The latter manifested in Theda Hammel’s acerbic debut Stress Positions. Set during quarantine, the film showed the residents of one bubble driving one another insane. Several narrators share their perspectives on the situation, while Hammel uses tight close-ups and blurred focus to evoke the increasingly hallucinogenic feeling of being stuck inside with the same people day after day. These social confines expose their privilege and festering self-hatred, not unlike that afflicting Eddington‘s teen activists, whose eagerness to latch onto the Black Lives Matter movement—despite a painful lack of knowledge on the issues—devolves into a series of cringe-inducing social media protests. (A James Baldwin comment makes for one of the most scathing jokes on self-satisfied white liberalism committed to film this decade.) Hammel’s vision of lockdown is one where an opportunity to self-reflect revealed itself as a mental and cultural trap. It’s both painful and painfully funny, perhaps the first truly relatable movie about COVID, albeit one where the drama is, by design, self-contained. In Eddington, it runs rampant. It’s not just a couple, or a friend group, or even a mere town that succumbs to the pandemic and the ensuing brain rot. It’s everywhere.
Steven Soderbergh, ever a director fascinated by the fleeting moments that a slow-moving industry tends to forget about, was another filmmaker confining his characters during this time, turning COVID into the backdrop for the thriller Kimi. A hyper-modern take on Rear Window, the title refers to a smart speaker which tracks its users like Amazon’s Alexa while underpaid employees monitor the incoming data. One such employee, agoraphobic programmer Angela (Zoë Kravitz), hears something sinister during one of these sessions. Angela’s mental health, already depleted by her phobia and the lockdown, is shredded to pieces in a world both limited by COVID and surveilled by corporations. Kimi could work in any modern setting, since the omnipresence of spyware and algorithms is now our everyday existence, but Soderbergh savvily understands how being at home with not much to do exacerbated our attachments to the online world. It echoes Eddington‘s doomscrolling age, where every creep with a camera can become a preacher and well-meaning liberal teens dance at anti-racist protests. Both films show an addiction in practice, the trap of the perennially online. COVID is somewhat incidental to Kimi, a film more focused on tech monopolies’ abuse of our civil liberties. Lockdown was the Trojan horse for Soderbergh’s takedown, while it was the catalyst for Aster’s.

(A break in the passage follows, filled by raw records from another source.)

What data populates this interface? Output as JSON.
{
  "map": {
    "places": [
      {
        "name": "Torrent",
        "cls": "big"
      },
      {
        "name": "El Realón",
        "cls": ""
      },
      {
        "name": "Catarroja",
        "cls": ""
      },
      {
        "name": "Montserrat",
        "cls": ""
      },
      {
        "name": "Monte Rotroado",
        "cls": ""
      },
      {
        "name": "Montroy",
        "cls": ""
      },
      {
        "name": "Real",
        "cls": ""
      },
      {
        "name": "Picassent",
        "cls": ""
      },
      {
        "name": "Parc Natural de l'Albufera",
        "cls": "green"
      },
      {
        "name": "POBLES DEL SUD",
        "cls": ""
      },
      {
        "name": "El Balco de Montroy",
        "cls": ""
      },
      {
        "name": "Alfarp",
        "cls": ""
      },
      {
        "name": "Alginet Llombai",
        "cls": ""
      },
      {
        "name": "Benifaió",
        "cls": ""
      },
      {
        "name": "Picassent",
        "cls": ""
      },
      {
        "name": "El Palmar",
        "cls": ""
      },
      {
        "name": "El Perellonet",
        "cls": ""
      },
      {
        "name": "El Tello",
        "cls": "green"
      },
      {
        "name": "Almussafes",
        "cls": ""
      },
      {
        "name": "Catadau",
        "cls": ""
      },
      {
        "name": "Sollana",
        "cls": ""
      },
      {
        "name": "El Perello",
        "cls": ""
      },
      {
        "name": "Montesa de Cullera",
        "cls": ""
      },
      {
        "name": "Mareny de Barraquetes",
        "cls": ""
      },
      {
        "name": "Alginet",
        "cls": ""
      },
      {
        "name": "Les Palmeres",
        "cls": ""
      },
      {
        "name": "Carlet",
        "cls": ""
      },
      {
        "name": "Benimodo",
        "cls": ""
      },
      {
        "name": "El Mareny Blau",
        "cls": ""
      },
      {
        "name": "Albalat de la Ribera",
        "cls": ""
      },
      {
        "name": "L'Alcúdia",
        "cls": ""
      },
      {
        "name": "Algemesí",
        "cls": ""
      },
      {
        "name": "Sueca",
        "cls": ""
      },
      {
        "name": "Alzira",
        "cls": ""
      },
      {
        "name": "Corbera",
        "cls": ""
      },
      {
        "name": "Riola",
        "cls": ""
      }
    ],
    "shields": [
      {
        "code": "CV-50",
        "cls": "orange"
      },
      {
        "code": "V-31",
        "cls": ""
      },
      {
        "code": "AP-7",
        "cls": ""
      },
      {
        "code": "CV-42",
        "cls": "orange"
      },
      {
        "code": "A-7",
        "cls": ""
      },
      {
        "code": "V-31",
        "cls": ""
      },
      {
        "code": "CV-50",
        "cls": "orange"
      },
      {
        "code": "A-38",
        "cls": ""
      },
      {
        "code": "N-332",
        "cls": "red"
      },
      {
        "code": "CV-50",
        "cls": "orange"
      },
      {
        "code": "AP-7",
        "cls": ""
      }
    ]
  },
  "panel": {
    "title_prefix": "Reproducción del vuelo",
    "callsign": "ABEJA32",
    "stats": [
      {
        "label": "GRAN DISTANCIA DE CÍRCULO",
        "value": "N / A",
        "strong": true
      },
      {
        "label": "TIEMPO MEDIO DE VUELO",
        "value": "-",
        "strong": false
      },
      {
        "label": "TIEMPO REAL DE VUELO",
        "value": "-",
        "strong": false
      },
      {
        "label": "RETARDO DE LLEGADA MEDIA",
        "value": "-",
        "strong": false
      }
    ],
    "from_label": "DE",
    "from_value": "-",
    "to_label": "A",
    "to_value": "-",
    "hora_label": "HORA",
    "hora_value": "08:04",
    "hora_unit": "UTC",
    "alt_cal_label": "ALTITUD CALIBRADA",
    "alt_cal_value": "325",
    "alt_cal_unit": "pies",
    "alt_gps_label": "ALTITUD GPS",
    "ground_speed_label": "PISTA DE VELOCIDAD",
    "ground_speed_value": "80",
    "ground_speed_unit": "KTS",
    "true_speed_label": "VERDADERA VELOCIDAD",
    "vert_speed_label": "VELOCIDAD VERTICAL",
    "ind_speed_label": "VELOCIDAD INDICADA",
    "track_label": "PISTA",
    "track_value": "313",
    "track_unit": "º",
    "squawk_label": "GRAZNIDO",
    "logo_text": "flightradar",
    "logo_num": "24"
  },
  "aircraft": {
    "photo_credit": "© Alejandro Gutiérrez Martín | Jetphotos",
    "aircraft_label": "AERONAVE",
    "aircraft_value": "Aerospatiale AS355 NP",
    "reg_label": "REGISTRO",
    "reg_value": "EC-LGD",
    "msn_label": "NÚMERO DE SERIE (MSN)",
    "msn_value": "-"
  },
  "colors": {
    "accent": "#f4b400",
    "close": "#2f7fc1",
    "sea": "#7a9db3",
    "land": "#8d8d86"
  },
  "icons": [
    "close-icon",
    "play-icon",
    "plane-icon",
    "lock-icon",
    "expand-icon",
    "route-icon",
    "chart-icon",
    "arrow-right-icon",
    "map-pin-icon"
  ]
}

Inevitably, the easy route of horror became a popular genre for COVID cinema. Released a mere nine months after lockdown began, Songbird showed the terrifying future of 2024, where COVID-23 had led to a fascist police state and concentration camps. The insight that crises are frequently hijacked to further hard-right political agendas would’ve landed better had the film not been so transparently exploitative, turning ongoing mass deaths into entertainment. With a bit more tact than Songbird, Sick used lockdown as a fitting backdrop for a slasher flick with a morality play twist regarding personal culpability. In The Earth did not specify its pandemic setting, but the surreal folk horror’s agonizing take on paranoia and isolation certainly evoked it. Eddington itself—while a bit more tasteful than Songbird—is not unlike a classic folk horror in the mold of The Wicker Man, claustrophobic while capturing a scenic expanse its characters seem unable to escape from.